Ana Vaz Milheiro: E aí o papel do arquiteto qual seria?
João Filgueiras Lima, Lelé: O papel do arquiteto seria orientar a população, justamente no uso desse Lego. Por exemplo, agora, para o Rio de Janeiro, eu estava estudando um sistema em que a habitação fosse em vários níveis verticais. Então, a pessoa podia ter inicialmente um pavimento, depois anexar um outro, mais dois, até chegar a quatro pavimentos, podendo ter seu ateliê de trabalho, ou sua oficina, num desses pavimentos. É uma tipologia de construção que está hoje, de um modo geral, muito ligada ao sistema de vida das favelas, no Brasil. Por exemplo, em Salvador nós temos favelas com casas de quatro, cinco pavimentos. Faz parte da cultura de construção da favela.
AVM: Seria, no fundo, interpretar o que as pessoas já fazem.
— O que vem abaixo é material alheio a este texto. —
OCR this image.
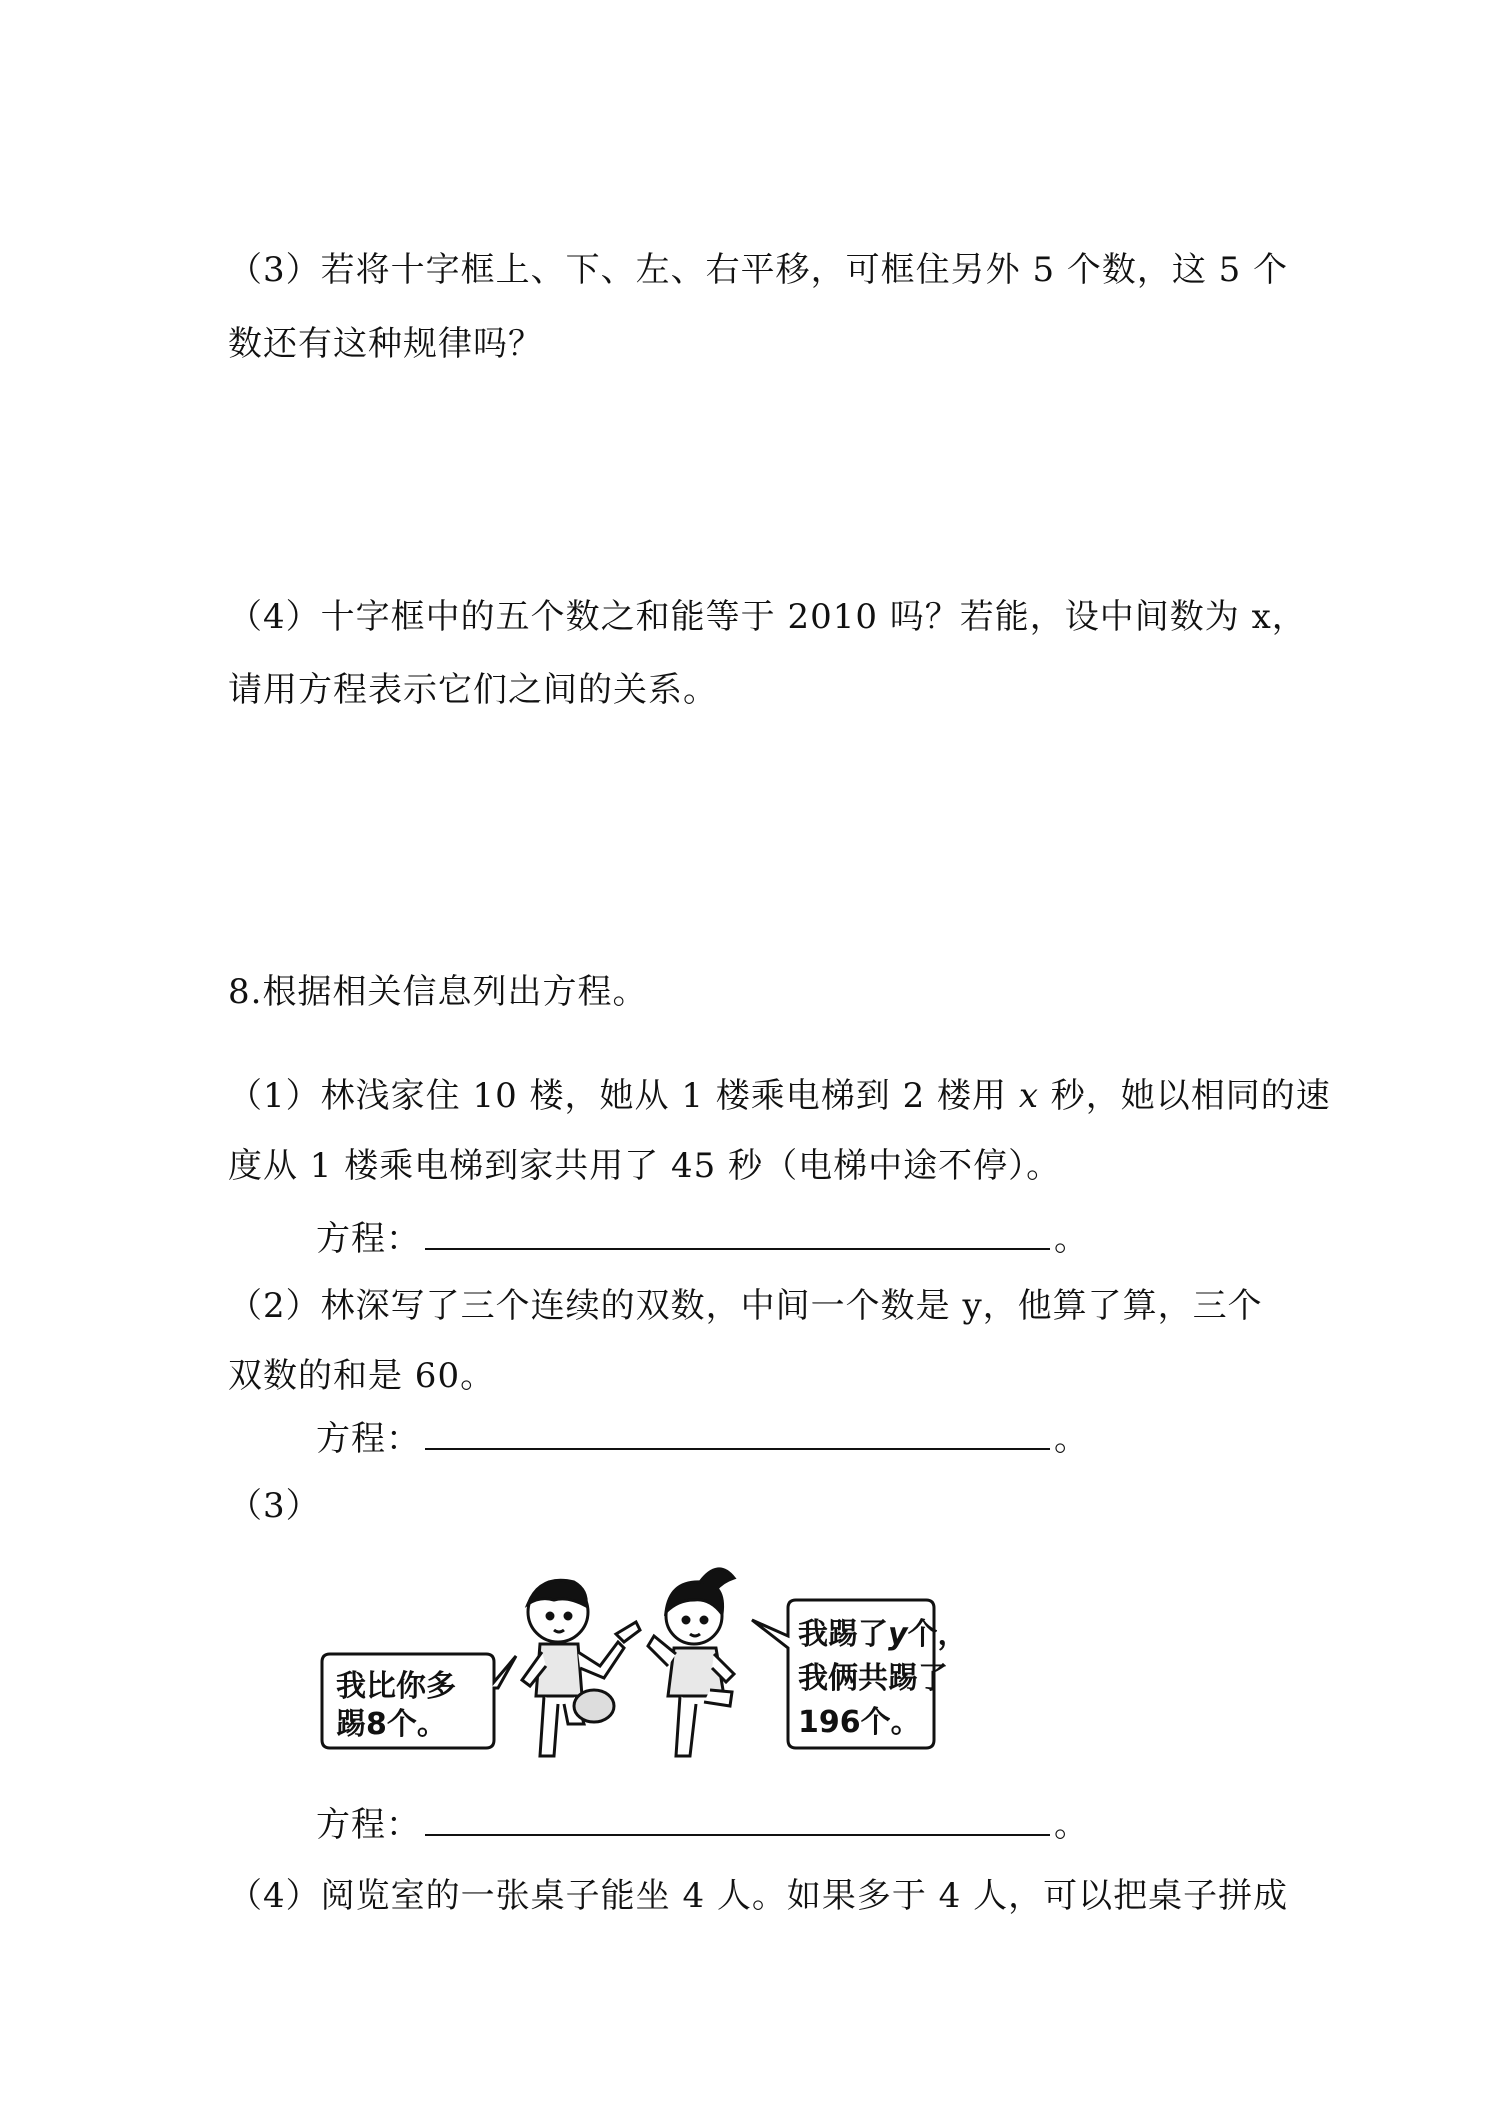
（3）若将十字框上、下、左、右平移，可框住另外 5 个数，这 5 个
数还有这种规律吗？
（4）十字框中的五个数之和能等于 2010 吗？若能，设中间数为 x，
请用方程表示它们之间的关系。
8.根据相关信息列出方程。
（1）林浅家住 10 楼，她从 1 楼乘电梯到 2 楼用 x 秒，她以相同的速
度从 1 楼乘电梯到家共用了 45 秒（电梯中途不停）。
方程：	。
（2）林深写了三个连续的双数，中间一个数是 y，他算了算，三个
双数的和是 60。
方程：	。
（3）
我比你多
踢8个。
我踢了y个，
我俩共踢了
196个。
方程：	。
（4）阅览室的一张桌子能坐 4 人。如果多于 4 人，可以把桌子拼成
JFL/L: Sim, apenas com um material mais estável e mais fácil de manusear. Mas para isso teríamos de ter uma pequena indústria que fornecesse esses componentes, localizada na favela, com mão-de-obra local, não especializada. É como um brinquedinho de armar de uma criança, que usando uma, duas vezes, aprende a armar esse brinquedo. Então é um pouco assim. Agora é claro que tem de ser orientado por um profissional, uma pessoa mais experiente, justamente para treinar. Mas não existe nenhuma ciência, nenhum mistério na montagem dessas peças.
Nas experiências que nós fizemos, por exemplo, em Abadiânia, de 1982, não havia nenhum profissional para além do arquiteto. As populações captaram o processo rapidamente e ficavam muito orgulhosas, porque achavam que aquilo era uma tecnologia de ponta. E houve uma repercussão grande, com a visita do governador do Rio de Janeiro, Leonel Brizola, que veio ver as experiências, o que deixou as pessoas profundamente orgulhosas.
AVM: E o que construíram lá?
JFL/L: Escolas, pontes... existiam vários problemas em Abadiânia. Infelizmente a experiência foi muito curta porque eu fui levado para o Rio de Janeiro pelo Darcy Ribeiro e pelo Brizola. Não pude dar sequência. Mas acho que teria sido a experiência mais rica de possibilidades com esse tipo de construção.
É claro que isso depende de um estímulo grande do governo. As companhias construtoras, de um modo geral, não se interessam por um processo desses, que até vai tirar lucro. A produção desses componentes é uma coisa extremamente barata, extremamente simples, que não precisa de nenhuma superconstrutora para os produzir. E a gente pode sempre ficar com o sistema. Durante esses anos todos de produção, a experiência mais rica em torno da flexibilidade foi a dos CIACs (Centros Integrados de Atendimento à Criança, de 1990). Tínhamos já cerca de 200 e tantos componentes, o que permitia uma flexibilidade enorme do sistema e espaços completamente diferenciados, para funções também diferentes. Essa diversificação, essa flexibilidade, essa extensibilidade, está muito ligada à quantidade e especialidade de componentes disponíveis, e isso também baixa o custo.
AVM: É importante, portanto, perceber que, apesar de usar um sistema pré-fabricado, tal não implica a repetição do projeto; ou seja, a partir destes componentes os projetos podem ser todos diferentes.
JFL/L: Completamente diferentes, na medida em que enriquecemos cada vez mais o número de componentes. É como se eu tiver uma bactéria, é uma bactéria; se eu tiver duas bactérias, são duas bactérias; você tem que ter as outras células especializadas que vão chegar ao corpo humano. Então, essa diferenciação de cada componente é que permite a diversificação do produto. Mas isso pode ser gradual. Por exemplo, a escola de Abadiânia tem apenas 16 componentes, o CIAC tem 200; mas o princípio construtivo é o mesmo, não tem nenhuma diferença. Apenas existem mais possibilidades, como num Lego, se você tiver muito mais diferenças você pode fazer várias formas, então o produto final vai mudando. O princípio de montagem é o mesmo.